Just like the phrase in the preceding paragraphs, the word slowly may have different meanings to different people. For the Type R driver, going slowly meant a flurry of activity in the cockpit: flailing arms sawing away at the three-spoke steering wheel, violent yanking of handbrake, stomping the accelerator and stabbing the brakes in neck-straining bursts of acceleration and deceleration, a lot of tyre smoke and irrefutable proof that Honda’s Type R VTEC engines in fact do rev all the way up to 9000.

It also meant that as soon as the driver threw his car into the first 90-degree turn, the rest of the course was spent facing the wrong direction most of the time.

The lap was dramatic. The buzzing Civic was taken to its limits to such a point that I too almost got lost on my own course once the car started sliding and the driver did his best to guess where the cones led to; and I do mean guess.

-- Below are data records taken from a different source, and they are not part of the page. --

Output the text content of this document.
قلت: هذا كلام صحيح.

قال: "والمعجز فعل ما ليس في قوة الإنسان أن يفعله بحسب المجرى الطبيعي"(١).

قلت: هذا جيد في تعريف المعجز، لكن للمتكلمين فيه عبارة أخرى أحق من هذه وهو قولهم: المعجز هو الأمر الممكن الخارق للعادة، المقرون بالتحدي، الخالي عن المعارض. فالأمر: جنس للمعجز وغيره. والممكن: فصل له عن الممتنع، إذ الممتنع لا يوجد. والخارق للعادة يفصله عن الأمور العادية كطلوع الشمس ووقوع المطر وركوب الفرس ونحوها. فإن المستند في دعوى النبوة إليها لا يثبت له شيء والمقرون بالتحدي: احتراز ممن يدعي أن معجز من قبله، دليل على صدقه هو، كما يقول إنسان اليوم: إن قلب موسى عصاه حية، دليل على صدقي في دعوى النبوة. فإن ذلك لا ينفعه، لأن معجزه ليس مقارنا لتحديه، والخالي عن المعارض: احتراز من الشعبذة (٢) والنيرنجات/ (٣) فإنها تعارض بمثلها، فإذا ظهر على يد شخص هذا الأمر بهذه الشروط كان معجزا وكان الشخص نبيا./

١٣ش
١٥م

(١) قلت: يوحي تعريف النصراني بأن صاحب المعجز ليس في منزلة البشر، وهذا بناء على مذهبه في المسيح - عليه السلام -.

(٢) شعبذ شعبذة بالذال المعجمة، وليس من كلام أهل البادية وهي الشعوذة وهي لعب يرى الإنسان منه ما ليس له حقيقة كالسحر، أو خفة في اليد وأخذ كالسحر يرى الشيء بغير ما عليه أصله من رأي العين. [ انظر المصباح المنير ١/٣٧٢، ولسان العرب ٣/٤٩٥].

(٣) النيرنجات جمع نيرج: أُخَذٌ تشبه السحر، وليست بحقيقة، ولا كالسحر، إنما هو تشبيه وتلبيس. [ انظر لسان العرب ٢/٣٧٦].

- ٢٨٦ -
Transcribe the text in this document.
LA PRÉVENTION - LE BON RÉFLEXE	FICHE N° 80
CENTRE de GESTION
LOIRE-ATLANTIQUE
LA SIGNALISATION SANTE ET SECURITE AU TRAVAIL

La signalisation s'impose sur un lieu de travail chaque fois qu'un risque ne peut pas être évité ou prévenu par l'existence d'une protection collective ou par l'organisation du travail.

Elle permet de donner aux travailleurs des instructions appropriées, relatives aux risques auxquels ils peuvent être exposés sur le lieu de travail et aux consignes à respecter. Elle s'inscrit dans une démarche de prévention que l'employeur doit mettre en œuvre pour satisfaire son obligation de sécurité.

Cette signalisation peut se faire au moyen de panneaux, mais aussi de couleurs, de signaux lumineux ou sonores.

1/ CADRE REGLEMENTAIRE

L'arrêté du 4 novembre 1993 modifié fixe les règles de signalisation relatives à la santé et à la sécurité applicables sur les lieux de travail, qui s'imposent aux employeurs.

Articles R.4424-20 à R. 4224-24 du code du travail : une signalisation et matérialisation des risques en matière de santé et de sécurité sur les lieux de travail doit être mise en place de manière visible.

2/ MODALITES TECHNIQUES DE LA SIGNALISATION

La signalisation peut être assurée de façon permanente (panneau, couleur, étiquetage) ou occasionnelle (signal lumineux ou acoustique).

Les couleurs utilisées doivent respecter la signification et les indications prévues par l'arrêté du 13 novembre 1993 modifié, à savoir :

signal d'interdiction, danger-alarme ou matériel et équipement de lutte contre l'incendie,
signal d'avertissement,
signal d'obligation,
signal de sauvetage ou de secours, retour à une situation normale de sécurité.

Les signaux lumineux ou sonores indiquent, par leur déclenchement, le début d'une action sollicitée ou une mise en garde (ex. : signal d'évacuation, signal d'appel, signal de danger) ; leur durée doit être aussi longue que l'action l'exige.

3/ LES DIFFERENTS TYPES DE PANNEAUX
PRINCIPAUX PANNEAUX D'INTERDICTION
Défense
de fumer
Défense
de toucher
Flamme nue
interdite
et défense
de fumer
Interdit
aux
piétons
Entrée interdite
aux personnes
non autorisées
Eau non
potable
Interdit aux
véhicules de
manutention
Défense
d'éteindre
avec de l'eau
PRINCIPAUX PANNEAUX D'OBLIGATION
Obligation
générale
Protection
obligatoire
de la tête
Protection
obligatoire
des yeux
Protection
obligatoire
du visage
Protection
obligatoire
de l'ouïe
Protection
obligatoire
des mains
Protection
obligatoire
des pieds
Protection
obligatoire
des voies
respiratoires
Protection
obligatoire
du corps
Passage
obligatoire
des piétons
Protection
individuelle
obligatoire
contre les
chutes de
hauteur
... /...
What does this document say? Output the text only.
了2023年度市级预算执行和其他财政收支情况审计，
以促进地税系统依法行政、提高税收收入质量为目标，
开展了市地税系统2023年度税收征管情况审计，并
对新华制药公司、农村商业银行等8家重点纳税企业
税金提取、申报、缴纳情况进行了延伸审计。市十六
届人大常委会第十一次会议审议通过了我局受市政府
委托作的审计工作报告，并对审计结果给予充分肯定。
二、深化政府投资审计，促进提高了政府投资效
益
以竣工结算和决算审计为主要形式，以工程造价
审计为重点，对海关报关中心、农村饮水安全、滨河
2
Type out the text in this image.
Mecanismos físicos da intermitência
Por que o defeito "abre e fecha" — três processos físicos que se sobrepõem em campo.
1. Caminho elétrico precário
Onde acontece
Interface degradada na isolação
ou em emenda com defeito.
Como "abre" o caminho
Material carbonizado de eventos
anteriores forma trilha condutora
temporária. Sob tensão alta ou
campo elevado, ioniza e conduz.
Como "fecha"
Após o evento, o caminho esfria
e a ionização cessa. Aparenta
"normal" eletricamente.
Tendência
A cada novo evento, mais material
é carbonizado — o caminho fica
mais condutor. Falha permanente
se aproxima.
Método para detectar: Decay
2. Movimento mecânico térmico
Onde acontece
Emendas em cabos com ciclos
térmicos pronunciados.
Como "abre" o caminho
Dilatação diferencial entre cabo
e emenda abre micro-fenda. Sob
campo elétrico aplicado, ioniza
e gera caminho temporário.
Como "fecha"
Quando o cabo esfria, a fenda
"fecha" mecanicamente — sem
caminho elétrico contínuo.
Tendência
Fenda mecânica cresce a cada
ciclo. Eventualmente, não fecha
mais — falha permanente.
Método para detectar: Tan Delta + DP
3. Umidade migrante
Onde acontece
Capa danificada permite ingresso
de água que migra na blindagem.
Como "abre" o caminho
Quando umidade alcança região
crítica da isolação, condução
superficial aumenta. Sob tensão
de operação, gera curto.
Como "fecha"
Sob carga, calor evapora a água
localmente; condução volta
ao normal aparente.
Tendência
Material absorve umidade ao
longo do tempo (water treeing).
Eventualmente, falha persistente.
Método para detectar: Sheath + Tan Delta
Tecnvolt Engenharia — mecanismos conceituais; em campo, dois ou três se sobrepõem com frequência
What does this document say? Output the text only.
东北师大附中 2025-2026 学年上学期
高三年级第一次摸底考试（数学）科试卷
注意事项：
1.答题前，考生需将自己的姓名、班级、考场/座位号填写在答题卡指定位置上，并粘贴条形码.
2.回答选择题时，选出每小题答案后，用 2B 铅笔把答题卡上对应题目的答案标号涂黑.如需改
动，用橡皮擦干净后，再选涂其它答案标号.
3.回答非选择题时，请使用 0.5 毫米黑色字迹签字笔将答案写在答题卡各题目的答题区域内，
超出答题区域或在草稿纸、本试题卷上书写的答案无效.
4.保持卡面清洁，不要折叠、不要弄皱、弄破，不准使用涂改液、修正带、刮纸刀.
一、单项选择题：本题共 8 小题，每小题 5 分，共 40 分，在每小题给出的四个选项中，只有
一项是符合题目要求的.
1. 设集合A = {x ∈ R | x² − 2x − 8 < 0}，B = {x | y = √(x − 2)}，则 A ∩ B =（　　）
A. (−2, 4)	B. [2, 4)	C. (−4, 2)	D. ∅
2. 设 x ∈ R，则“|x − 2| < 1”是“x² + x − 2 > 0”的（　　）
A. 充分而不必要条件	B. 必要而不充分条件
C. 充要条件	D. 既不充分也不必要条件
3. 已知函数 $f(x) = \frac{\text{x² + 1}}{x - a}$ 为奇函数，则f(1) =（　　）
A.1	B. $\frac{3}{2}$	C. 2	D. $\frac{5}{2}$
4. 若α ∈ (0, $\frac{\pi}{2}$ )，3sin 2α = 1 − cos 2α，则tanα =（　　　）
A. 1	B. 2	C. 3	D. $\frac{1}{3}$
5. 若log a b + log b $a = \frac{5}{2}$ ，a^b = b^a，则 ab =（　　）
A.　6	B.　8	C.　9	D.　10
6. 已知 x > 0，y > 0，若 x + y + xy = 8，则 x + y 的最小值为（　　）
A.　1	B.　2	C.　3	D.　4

All I remember was seeing splashes of yellow and red, hearing wild applause from the crowd amidst the tortured screaming of the front tyres, seeing numerous camera flashes, feeling a great pain in my neck and butterflies in my stomach, seeing a cloud of dust and hearing more applause then next thing we were on the finishing straight.

Back in the pit area, I gingerly dismounted from the crow’s nest of that road-going spaceship and faced a group of wide-eyed drivers who I then asked “What the hell just happened?”

The establishment of a crowd favourite is what had happened. From the driver’s perspective, the bar had just been set, and a bit high at that. From the spectator’s point of view, they now knew who to watch out for if they wanted insane videos of a driver trying to prove himself. From my perspective, I now knew the most likely candidate to receive an invoice for replacing smashed plastic cones.

The drivers battled, and battled; and battled again. Halfway through the event, the results showed the top four performers were separated by a mere second.

The red mist descended over their eyes as each of them swore to put some inches of daylight between himself and the next entrant in a quest for a slot at the top of the table.